Again, you don't have to subscribe to this notion because I certainly can't prove it to be true, but aside from just eating to obtain fats, proteins, vitamins, minerals and enzymes, I believe we also ingest something of the life essence of what we eat. Food that has been cut off from its life source for a longer period of time, as is most meat, probably has less of this life essence to offer us.
Personally, I've shifted in recent years to eating as much locally produced food as I can get (not always an easy thing to do in Alaska since most of our food has to be imported in from the lower 48.) But still, I choose the freshest caught fish I can find, and wild, locally hunted game, and we do have a greenhouse in which we grow some of our own produce, which we harvest right when we intend on eating it. I'm convinced we get greater nourishment by eating this way than we do by eating things that have been grown and harvested several days or weeks earlier then transported up to us.
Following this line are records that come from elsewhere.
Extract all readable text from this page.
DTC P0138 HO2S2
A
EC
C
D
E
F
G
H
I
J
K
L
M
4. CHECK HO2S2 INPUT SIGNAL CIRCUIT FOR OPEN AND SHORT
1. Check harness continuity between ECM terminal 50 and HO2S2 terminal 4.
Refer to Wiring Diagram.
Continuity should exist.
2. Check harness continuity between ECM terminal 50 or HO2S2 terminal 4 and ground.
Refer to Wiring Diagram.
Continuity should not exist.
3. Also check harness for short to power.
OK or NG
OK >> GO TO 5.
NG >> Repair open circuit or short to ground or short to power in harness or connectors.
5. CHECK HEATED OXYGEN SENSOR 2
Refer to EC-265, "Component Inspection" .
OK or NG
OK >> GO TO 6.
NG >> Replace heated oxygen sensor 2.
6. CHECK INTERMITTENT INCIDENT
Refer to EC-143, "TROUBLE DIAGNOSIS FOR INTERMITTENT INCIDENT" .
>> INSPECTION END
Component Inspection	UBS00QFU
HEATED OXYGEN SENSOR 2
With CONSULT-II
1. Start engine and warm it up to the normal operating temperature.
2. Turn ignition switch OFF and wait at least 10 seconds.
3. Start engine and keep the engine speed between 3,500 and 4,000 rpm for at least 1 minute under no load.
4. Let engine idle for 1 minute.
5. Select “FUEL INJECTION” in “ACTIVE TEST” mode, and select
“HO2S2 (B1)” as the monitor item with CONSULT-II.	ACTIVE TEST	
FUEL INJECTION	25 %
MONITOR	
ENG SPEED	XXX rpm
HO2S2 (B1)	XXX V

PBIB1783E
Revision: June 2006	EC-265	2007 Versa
Michael recommends not eating immediately before meditation, and most traditions of meditation offer similar caveats. Eating a large meal then entering meditation is a recipe for falling asleep. I would extend this to say that regardless of what you choose to consume, don't over eat. Years ago I had a trainer who bucked the conventional wisdom and he taught me that if I wanted to maintain a healthy weight all my life, eat until I take the edge off my hunger and then stop. Don't eat to satiation. Then, when the edge of hunger is gone, give it about 20 minutes so that my body gets time to register the fact that I've taken in that food. If I still feel hungry after 20 minutes, eat a little more until the edge is gone again. I've found this was valuable advice and have tried to live by it ever since, not just for the weight aspect but as a way of enhancing my own mental clarity.